他摇了摇头,跟上骁伯离去,但许应的举动像是一个不解的谜题萦绕在他心头,他很想把许应从庙里捞出来,问个清楚。
但理智告诉他,现在最佳的举动便是离开这里,越快越好!
许应落在蚖七身边,笑道:“仙师的仙法果然莫测高深,不知道仙师懂不懂剑法?弟子学剑。”
白衣傩仙端坐在仙殿前,仙光袅袅,如剑轮转,并未说话。
这时,庙门处传来一个声音,冷笑道:“案犯许应,就算你逃入大庙,也难逃法网!”
许应回头看去,只见永州司法参军事周正大步走入庙中,身上衣衫破败,狼狈不堪,但气色尚好。
周正大步来到一大腹便便的胖子面前,单膝触地,朗声道:“刺史大人,属下幸不辱命,将许应撵入大庙!”

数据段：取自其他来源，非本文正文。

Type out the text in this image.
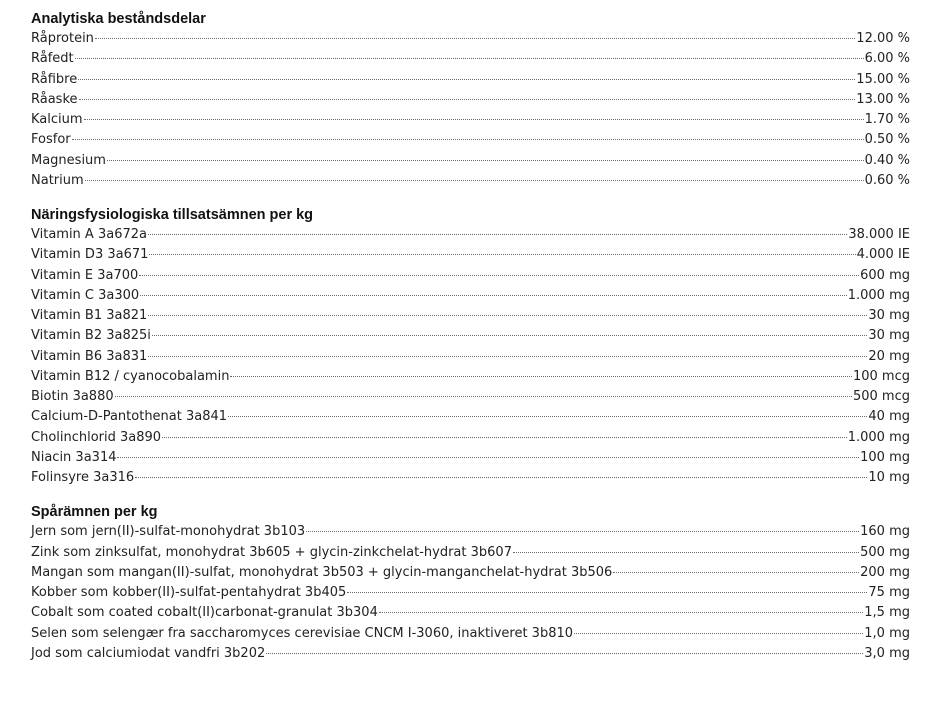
Analytiska beståndsdelar
Råprotein	12.00 %
Råfedt	6.00 %
Råfibre	15.00 %
Råaske	13.00 %
Kalcium	1.70 %
Fosfor	0.50 %
Magnesium	0.40 %
Natrium	0.60 %
Näringsfysiologiska tillsatsämnen per kg
Vitamin A 3a672a	38.000 IE
Vitamin D3 3a671	4.000 IE
Vitamin E 3a700	600 mg
Vitamin C 3a300	1.000 mg
Vitamin B1 3a821	30 mg
Vitamin B2 3a825i	30 mg
Vitamin B6 3a831	20 mg
Vitamin B12 / cyanocobalamin	100 mcg
Biotin 3a880	500 mcg
Calcium-D-Pantothenat 3a841	40 mg
Cholinchlorid 3a890	1.000 mg
Niacin 3a314	100 mg
Folinsyre 3a316	10 mg
Spårämnen per kg
Jern som jern(II)-sulfat-monohydrat 3b103	160 mg
Zink som zinksulfat, monohydrat 3b605 + glycin-zinkchelat-hydrat 3b607	500 mg
Mangan som mangan(II)-sulfat, monohydrat 3b503 + glycin-manganchelat-hydrat 3b506	200 mg
Kobber som kobber(II)-sulfat-pentahydrat 3b405	75 mg
Cobalt som coated cobalt(II)carbonat-granulat 3b304	1,5 mg
Selen som selengær fra saccharomyces cerevisiae CNCM I-3060, inaktiveret 3b810	1,0 mg
Jod som calciumiodat vandfri 3b202	3,0 mg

那胖子有三四个常人那么宽,坐在那里如同一座肉山,正是永州刺史周衡,正在专心致志修炼《道真璇玑详解》,对他的到来有些不耐,道:“周正,你吵闹什么?不要扰我成仙!”
周正愕然,道:“大人,许应被我逼入庙中了。”
“许应顶个屁!”
刺史周衡没有好气,道,“许应不过能破解妖族功法罢了,我修炼的可是仙法,超越他不知凡几。我若成仙,还用的修什么妖族功法?”
“这、这……”
周正手足无措,突然想到那么多侍卫追随自己,现在死的死逃的逃,不知有几人存活。现在刺史大人却来一句许应顶个屁,让这些人白死枉死,不禁悲从中来。
“我对不起这些兄弟!”
这时,又有几尊城隍迈入走入大庙,远远便盯着许应不放松,宁远路城隍见到凌通判凌有道居然也在人群之中,慌忙上前,悄声道:“通判,许应到了,咱们是不是……”

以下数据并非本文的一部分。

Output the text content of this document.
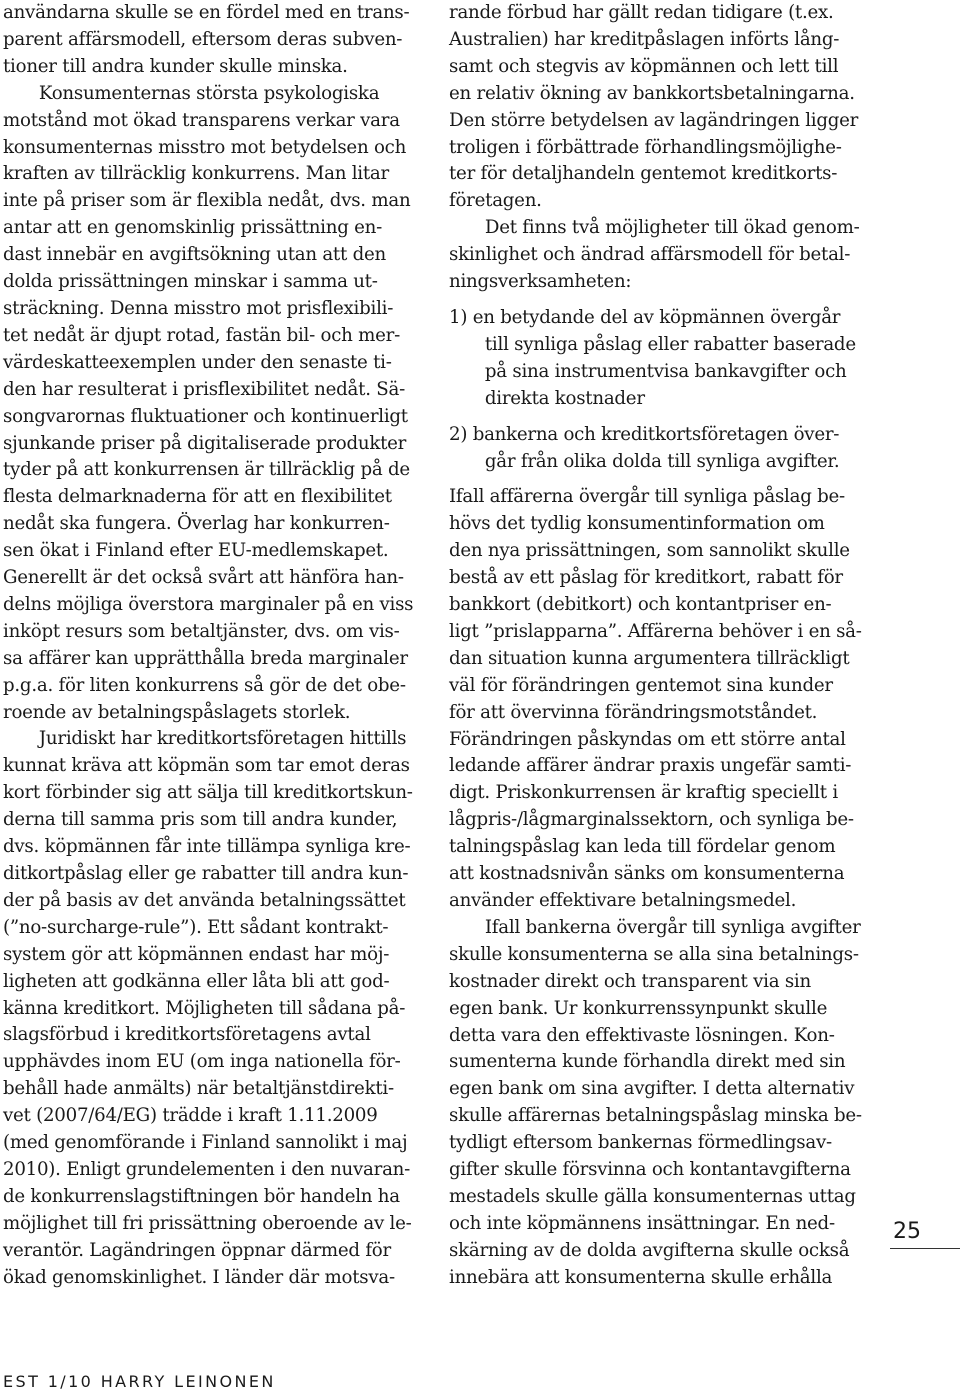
användarna skulle se en fördel med en trans-
parent affärsmodell, eftersom deras subven-
tioner till andra kunder skulle minska.
  Konsumenternas största psykologiska
motstånd mot ökad transparens verkar vara
konsumenternas misstro mot betydelsen och
kraften av tillräcklig konkurrens. Man litar
inte på priser som är flexibla nedåt, dvs. man
antar att en genomskinlig prissättning en-
dast innebär en avgiftsökning utan att den
dolda prissättningen minskar i samma ut-
sträckning. Denna misstro mot prisflexibili-
tet nedåt är djupt rotad, fastän bil- och mer-
värdeskatteexemplen under den senaste ti-
den har resulterat i prisflexibilitet nedåt. Sä-
songvarornas fluktuationer och kontinuerligt
sjunkande priser på digitaliserade produkter
tyder på att konkurrensen är tillräcklig på de
flesta delmarknaderna för att en flexibilitet
nedåt ska fungera. Överlag har konkurren-
sen ökat i Finland efter EU-medlemskapet.
Generellt är det också svårt att hänföra han-
delns möjliga överstora marginaler på en viss
inköpt resurs som betaltjänster, dvs. om vis-
sa affärer kan upprätthålla breda marginaler
p.g.a. för liten konkurrens så gör de det obe-
roende av betalningspåslagets storlek.
  Juridiskt har kreditkortsföretagen hittills
kunnat kräva att köpmän som tar emot deras
kort förbinder sig att sälja till kreditkortskun-
derna till samma pris som till andra kunder,
dvs. köpmännen får inte tillämpa synliga kre-
ditkortpåslag eller ge rabatter till andra kun-
der på basis av det använda betalningssättet
(”no-surcharge-rule”). Ett sådant kontrakt-
system gör att köpmännen endast har möj-
ligheten att godkänna eller låta bli att god-
känna kreditkort. Möjligheten till sådana på-
slagsförbud i kreditkortsföretagens avtal
upphävdes inom EU (om inga nationella för-
behåll hade anmälts) när betaltjänstdirekti-
vet (2007/64/EG) trädde i kraft 1.11.2009
(med genomförande i Finland sannolikt i maj
2010). Enligt grundelementen i den nuvaran-
de konkurrenslagstiftningen bör handeln ha
möjlighet till fri prissättning oberoende av le-
verantör. Lagändringen öppnar därmed för
ökad genomskinlighet. I länder där motsva-
rande förbud har gällt redan tidigare (t.ex.
Australien) har kreditpåslagen införts lång-
samt och stegvis av köpmännen och lett till
en relativ ökning av bankkortsbetalningarna.
Den större betydelsen av lagändringen ligger
troligen i förbättrade förhandlingsmöjlighe-
ter för detaljhandeln gentemot kreditkorts-
företagen.
  Det finns två möjligheter till ökad genom-
skinlighet och ändrad affärsmodell för betal-
ningsverksamheten:
1) en betydande del av köpmännen övergår
  till synliga påslag eller rabatter baserade
  på sina instrumentvisa bankavgifter och
  direkta kostnader
2) bankerna och kreditkortsföretagen över-
  går från olika dolda till synliga avgifter.
Ifall affärerna övergår till synliga påslag be-
hövs det tydlig konsumentinformation om
den nya prissättningen, som sannolikt skulle
bestå av ett påslag för kreditkort, rabatt för
bankkort (debitkort) och kontantpriser en-
ligt ”prislapparna”. Affärerna behöver i en så-
dan situation kunna argumentera tillräckligt
väl för förändringen gentemot sina kunder
för att övervinna förändringsmotståndet.
Förändringen påskyndas om ett större antal
ledande affärer ändrar praxis ungefär samti-
digt. Priskonkurrensen är kraftig speciellt i
lågpris-/lågmarginalssektorn, och synliga be-
talningspåslag kan leda till fördelar genom
att kostnadsnivån sänks om konsumenterna
använder effektivare betalningsmedel.
  Ifall bankerna övergår till synliga avgifter
skulle konsumenterna se alla sina betalnings-
kostnader direkt och transparent via sin
egen bank. Ur konkurrenssynpunkt skulle
detta vara den effektivaste lösningen. Kon-
sumenterna kunde förhandla direkt med sin
egen bank om sina avgifter. I detta alternativ
skulle affärernas betalningspåslag minska be-
tydligt eftersom bankernas förmedlingsav-
gifter skulle försvinna och kontantavgifterna
mestadels skulle gälla konsumenternas uttag
och inte köpmännens insättningar. En ned-
skärning av de dolda avgifterna skulle också
innebära att konsumenterna skulle erhålla
25
EST 1/10 HARRY LEINONEN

凌通判叹了口气,张开眼睛,道:“你们何必扰我仙缘?我进入庙中,得传仙法,连周刺史那个死胖子也懒得理会他了。你们又要拿什么许应来扰我清修!”
几个城隍也是目瞪口呆。
突然,许应笑道:“仙师莫非不懂剑法?”
蚖七不悦,道:“阿应,仙师岂能不懂剑法?水口庙外的那道长达十多里的剑气深渊,便是仙师的剑法所致。对不对,仙师?”
那些被许应惊扰的人也纷纷怒目而视。
仙殿前,白衣傩仙微笑不语。
许应笑道:“仙师其实不懂剑法。你是傩仙,自感寿元耗尽的时候便躲藏在自己的潜化之地中,把自己的潜化之地藏于阴间。你生前必有庞大势力,那些神像被你奴役,为你炼制万灵丹,因为你的神魂受创,须得服用万灵丹维系神魂。但是有一天,一道剑光劈开你的潜化之地,将你格杀在此。你被那人用剑格杀不说,还被那人剥了皮。”
蚖七勃然大怒,喝道:“许小软,你知不知道你在说什么?你得罪仙师,就是死路一条!仙师,你不要与他计较,他脑子得过大病,都不知道自己父母是谁!”
刺史周衡气得肚皮涌浪,叫道:“姓许的小鬼,你冒犯仙师,即便违背家法,我也要除掉你!”
许应目光一直落在白衣傩仙的脸上,笑道:“现在,你就是一张人皮,你渴望血肉,但是其他人的血肉多半你不能直接用。你需要改造这些人,让他们的血肉符合自己的需要。你要传给他们功法,让他们自行修炼你的邪功,把自己改造成适合你……”
他皱了皱眉,不知该怎么形容这种占据他人肉身的行为。
大钟知道他没有接触过这方面的知识,提醒道:“夺舍。肉身如屋舍,魂魄如寄居,夺取他人肉身,将原主人的魂魄驱逐、消灭或者吃掉,鸠占鹊巢,便叫夺舍。”
许应继续道:“你用邪功,让这群可怜虫把自己改造成适合你夺舍的肉身。对不对?”